Question

Solve: ${x^{\left( { - 3} \right)}} = 8$. How do I solve for $x$ ?

Answer 1

Hint: First, we shall analyze the given data so that we are able to solve the problem. Here we are given an algebraic equation ${x^{\left( { - 3} \right)}} = 8$and we need to calculate the solution for the given equation. Generally, an algebraic equation is a process of equating some combination of variables and constants to another set of combinations. In this question, we need to simplify the left side of the equation. That is we shall remove the inverse and when we remove the inverse, the $x$term containing the power will get into the denominator and so we can easily find the required answer.
Formula to be used:
The required formula to be applied to this problem is as follows.
${x^{\left( { - a} \right)}} = \dfrac{1}{{{x^a}}}$

Complete step-by-step answer:
The given equation is ${x^{\left( { - 3} \right)}} = 8$and we are asked to solve the equation (i.e. we need to find the solution for the given equation).
Let us consider the given equation ${x^{\left( { - 3} \right)}} = 8$
Now, we shall apply the formula ${x^{\left( { - a} \right)}} = \dfrac{1}{{{x^a}}}$in the above equation.
$ \Rightarrow \dfrac{1}{{{x^3}}} = 8$
We shall take the reciprocal on both sides of the above equation.
$ \Rightarrow {x^3} = \dfrac{1}{8}$
$ \Rightarrow {x^3} = \dfrac{{{1^3}}}{{{2^3}}}$ (Here we have rewritten $8$ as ${2^3}$ and 1 as ${1^3}$ )
$ \Rightarrow {x^3} = {\left( {\dfrac{1}{2}} \right)^3}$
We can note that the powers are the same on both sides of the above equation. So we can compare the base.
Thus, we have $x = \dfrac{1}{2}$ and it is the required solution of the given equation.
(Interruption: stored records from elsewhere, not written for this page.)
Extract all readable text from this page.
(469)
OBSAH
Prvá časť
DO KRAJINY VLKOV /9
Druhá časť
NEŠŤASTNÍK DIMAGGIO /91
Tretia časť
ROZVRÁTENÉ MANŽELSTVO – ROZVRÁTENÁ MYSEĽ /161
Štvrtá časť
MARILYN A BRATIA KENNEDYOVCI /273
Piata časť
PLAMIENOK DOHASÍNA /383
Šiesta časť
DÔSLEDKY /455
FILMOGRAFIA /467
Note: First, we need to analyze that the given equation is an algebraic equation. Since we are asked to solve the given equation, we have calculated the appropriate solution of the given equation. Also, there is no need to have a single solution for an equation. An equation can contain more than one solution and even no solution can also exist.